Methods: An in silico, cross-sectional, comparative design was employed. A total of 190 multiple-choice questions (MCQs) from 19 DUS sessions between 2012 and 2025 were obtained from the Assessment, Selection, and Placement Center (ÖSYM) website. After excluding annulled items, 188 questions were analyzed. Eight AI chatbots (ChatGPT-3.5, ChatGPT-4o Free, ChatGPT-4o Plus, Claude Sonnet 4, Microsoft Copilot, DeepSeek, Gemini 1.5, and Gemini Advanced) were tested using a standardized single-attempt protocol in Turkish. Performance measures included accuracy, response length, and response time. Questions were categorized by year, content domain, and length for subgroup analyses. Statistical analyses were conducted in Python using standard libraries. Descriptive statistics and Pearson's correlation were calculated, while comparisons involved the Shapiro-Wilk test, Levene's test, Kruskal-Wallis test, and Dunn's post hoc test, with significance set at p < 0.05.

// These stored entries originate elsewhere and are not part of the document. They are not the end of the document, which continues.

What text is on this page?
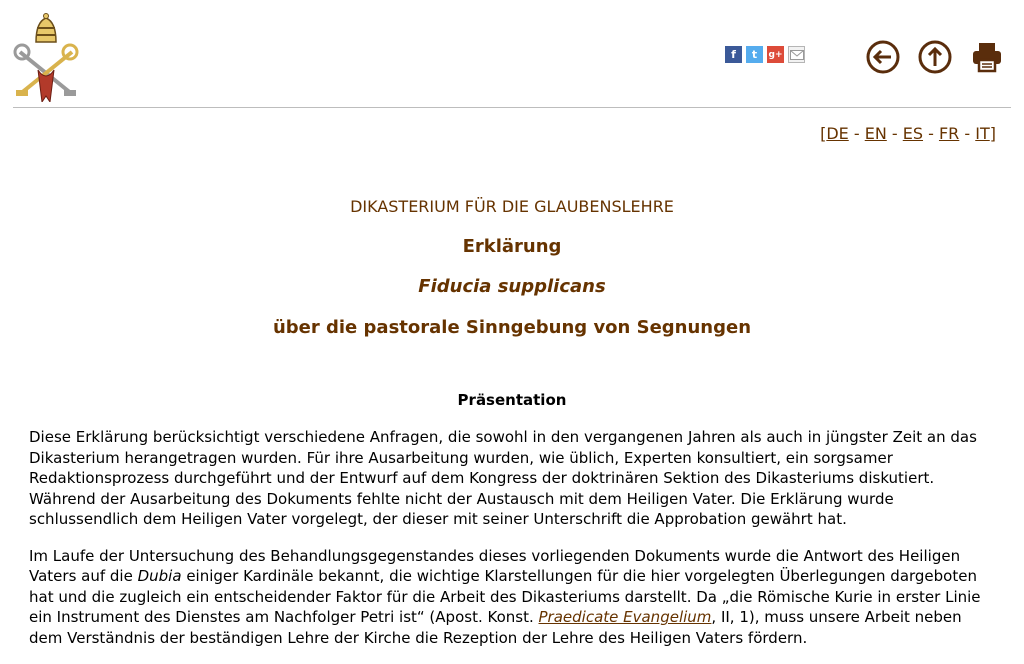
f	t	g+
[DE - EN - ES - FR - IT]
DIKASTERIUM FÜR DIE GLAUBENSLEHRE
Erklärung
Fiducia supplicans
über die pastorale Sinngebung von Segnungen
Präsentation

Diese Erklärung berücksichtigt verschiedene Anfragen, die sowohl in den vergangenen Jahren als auch in jüngster Zeit an das Dikasterium herangetragen wurden. Für ihre Ausarbeitung wurden, wie üblich, Experten konsultiert, ein sorgsamer Redaktionsprozess durchgeführt und der Entwurf auf dem Kongress der doktrinären Sektion des Dikasteriums diskutiert. Während der Ausarbeitung des Dokuments fehlte nicht der Austausch mit dem Heiligen Vater. Die Erklärung wurde schlussendlich dem Heiligen Vater vorgelegt, der dieser mit seiner Unterschrift die Approbation gewährt hat.

Im Laufe der Untersuchung des Behandlungsgegenstandes dieses vorliegenden Dokuments wurde die Antwort des Heiligen Vaters auf die Dubia einiger Kardinäle bekannt, die wichtige Klarstellungen für die hier vorgelegten Überlegungen dargeboten hat und die zugleich ein entscheidender Faktor für die Arbeit des Dikasteriums darstellt. Da „die Römische Kurie in erster Linie ein Instrument des Dienstes am Nachfolger Petri ist“ (Apost. Konst. Praedicate Evangelium, II, 1), muss unsere Arbeit neben dem Verständnis der beständigen Lehre der Kirche die Rezeption der Lehre des Heiligen Vaters fördern.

Results: No significant difference was found in overall accuracy (p = 0.18). However, response time and word count differed significantly (p < 0.001). Gemini Advanced showed the highest accuracy (96.28%), followed by ChatGPT-4o Plus (93.62%). Gemini 1.5 produced the longest yet fastest responses, while DeepSeek had the lowest accuracy and slowest responses. Accuracy remained stable across years but varied by topic, with lower performance in complex areas such as cavity preparation. In case-based questions, Gemini Advanced, Gemini 1.5, and ChatGPT-4o Plus achieved 100% accuracy. Performance in image-based questions was inconsistent, underscoring limitations in visual reasoning.

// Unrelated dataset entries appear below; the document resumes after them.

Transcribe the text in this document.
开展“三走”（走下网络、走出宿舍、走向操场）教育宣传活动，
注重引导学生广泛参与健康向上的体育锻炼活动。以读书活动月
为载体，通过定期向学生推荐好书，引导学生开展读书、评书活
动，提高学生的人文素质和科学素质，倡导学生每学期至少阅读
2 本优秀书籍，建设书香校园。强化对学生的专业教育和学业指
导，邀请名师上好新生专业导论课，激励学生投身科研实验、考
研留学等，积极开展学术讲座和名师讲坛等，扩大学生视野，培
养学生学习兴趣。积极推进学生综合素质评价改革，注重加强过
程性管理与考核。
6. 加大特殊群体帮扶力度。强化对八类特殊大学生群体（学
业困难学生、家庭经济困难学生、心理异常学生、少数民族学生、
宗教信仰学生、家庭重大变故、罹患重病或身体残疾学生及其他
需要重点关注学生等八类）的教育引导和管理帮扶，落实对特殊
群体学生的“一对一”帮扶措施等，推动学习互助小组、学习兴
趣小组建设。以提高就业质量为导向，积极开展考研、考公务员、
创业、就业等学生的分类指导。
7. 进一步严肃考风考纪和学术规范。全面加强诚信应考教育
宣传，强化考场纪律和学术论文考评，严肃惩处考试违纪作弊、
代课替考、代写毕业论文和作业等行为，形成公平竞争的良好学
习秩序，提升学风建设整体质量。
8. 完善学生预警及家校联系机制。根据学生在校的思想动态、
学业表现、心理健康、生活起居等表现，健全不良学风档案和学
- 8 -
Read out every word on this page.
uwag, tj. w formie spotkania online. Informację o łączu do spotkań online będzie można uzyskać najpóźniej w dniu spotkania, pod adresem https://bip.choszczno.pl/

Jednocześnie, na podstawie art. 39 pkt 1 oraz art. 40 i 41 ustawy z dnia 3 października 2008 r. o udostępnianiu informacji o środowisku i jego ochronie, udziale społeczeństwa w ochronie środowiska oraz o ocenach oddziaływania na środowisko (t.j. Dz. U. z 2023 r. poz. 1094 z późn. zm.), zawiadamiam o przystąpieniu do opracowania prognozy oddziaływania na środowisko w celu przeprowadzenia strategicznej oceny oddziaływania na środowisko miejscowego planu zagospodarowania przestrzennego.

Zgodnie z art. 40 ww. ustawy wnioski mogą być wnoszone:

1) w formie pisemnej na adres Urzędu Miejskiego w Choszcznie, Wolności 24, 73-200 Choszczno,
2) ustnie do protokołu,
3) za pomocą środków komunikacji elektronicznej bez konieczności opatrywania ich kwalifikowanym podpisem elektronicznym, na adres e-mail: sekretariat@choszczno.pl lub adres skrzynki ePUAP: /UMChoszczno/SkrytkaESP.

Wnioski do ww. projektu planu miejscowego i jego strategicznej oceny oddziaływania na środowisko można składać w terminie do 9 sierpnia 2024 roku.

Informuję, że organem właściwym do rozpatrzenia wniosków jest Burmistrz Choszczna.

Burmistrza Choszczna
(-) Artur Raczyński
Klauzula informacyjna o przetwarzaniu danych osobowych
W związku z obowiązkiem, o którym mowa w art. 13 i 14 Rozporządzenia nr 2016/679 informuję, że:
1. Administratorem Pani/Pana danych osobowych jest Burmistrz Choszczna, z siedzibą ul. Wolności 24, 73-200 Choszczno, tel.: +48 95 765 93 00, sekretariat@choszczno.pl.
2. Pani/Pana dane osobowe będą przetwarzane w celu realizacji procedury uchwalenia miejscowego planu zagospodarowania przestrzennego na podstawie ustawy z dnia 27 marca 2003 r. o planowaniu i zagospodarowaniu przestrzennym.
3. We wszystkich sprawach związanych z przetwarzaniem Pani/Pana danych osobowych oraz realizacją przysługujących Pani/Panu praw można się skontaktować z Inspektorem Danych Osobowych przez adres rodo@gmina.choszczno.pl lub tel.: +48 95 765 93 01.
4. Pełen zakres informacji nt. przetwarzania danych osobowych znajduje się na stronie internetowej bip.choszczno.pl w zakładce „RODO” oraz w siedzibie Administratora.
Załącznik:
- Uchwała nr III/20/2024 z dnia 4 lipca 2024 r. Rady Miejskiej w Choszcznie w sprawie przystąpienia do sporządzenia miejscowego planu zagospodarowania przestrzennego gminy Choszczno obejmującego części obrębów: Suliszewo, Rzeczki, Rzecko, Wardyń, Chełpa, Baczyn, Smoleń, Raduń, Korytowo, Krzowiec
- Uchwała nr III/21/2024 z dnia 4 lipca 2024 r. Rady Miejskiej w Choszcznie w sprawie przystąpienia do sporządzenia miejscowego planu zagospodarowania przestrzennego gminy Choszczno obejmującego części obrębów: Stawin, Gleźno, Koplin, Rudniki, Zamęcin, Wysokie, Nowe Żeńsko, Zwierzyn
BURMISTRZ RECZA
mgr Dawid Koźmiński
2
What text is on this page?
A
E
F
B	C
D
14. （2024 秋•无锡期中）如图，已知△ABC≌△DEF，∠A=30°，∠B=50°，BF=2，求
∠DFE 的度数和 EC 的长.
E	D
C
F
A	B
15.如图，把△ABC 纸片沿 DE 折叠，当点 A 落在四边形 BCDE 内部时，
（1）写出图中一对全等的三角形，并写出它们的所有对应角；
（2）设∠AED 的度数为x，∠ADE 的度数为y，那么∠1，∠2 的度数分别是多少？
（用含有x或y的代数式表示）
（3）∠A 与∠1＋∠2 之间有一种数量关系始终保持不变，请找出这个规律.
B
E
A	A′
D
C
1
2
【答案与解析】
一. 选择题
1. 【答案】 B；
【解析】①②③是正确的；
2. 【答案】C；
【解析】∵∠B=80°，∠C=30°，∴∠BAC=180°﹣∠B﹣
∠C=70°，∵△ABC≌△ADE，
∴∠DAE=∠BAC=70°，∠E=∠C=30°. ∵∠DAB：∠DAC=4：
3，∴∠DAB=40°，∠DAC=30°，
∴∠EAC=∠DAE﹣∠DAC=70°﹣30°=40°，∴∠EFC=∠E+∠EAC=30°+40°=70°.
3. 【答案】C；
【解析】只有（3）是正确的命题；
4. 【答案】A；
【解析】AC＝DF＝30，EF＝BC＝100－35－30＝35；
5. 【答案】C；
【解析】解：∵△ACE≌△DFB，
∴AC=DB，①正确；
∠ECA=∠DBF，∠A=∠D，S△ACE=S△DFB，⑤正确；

Conclusions: AI chatbots demonstrated high accuracy in answering restorative dentistry exam questions, with Gemini Advanced, ChatGPT-4o Plus, and Gemini 1.5 showing superior performance. Despite differences in response time and content length, their potential as supplementary tools in dental education is evident, warranting further validation across specialties and contexts.
Trial Registration: Not applicable.
(© 2026. The Author(s).)
Declarations. Ethics approval and consent to participate: Not applicable. Open-source public data was used in this study. Consent for publication: Not applicable since there was no direct human contact. Competing interests: The authors declare no competing interests.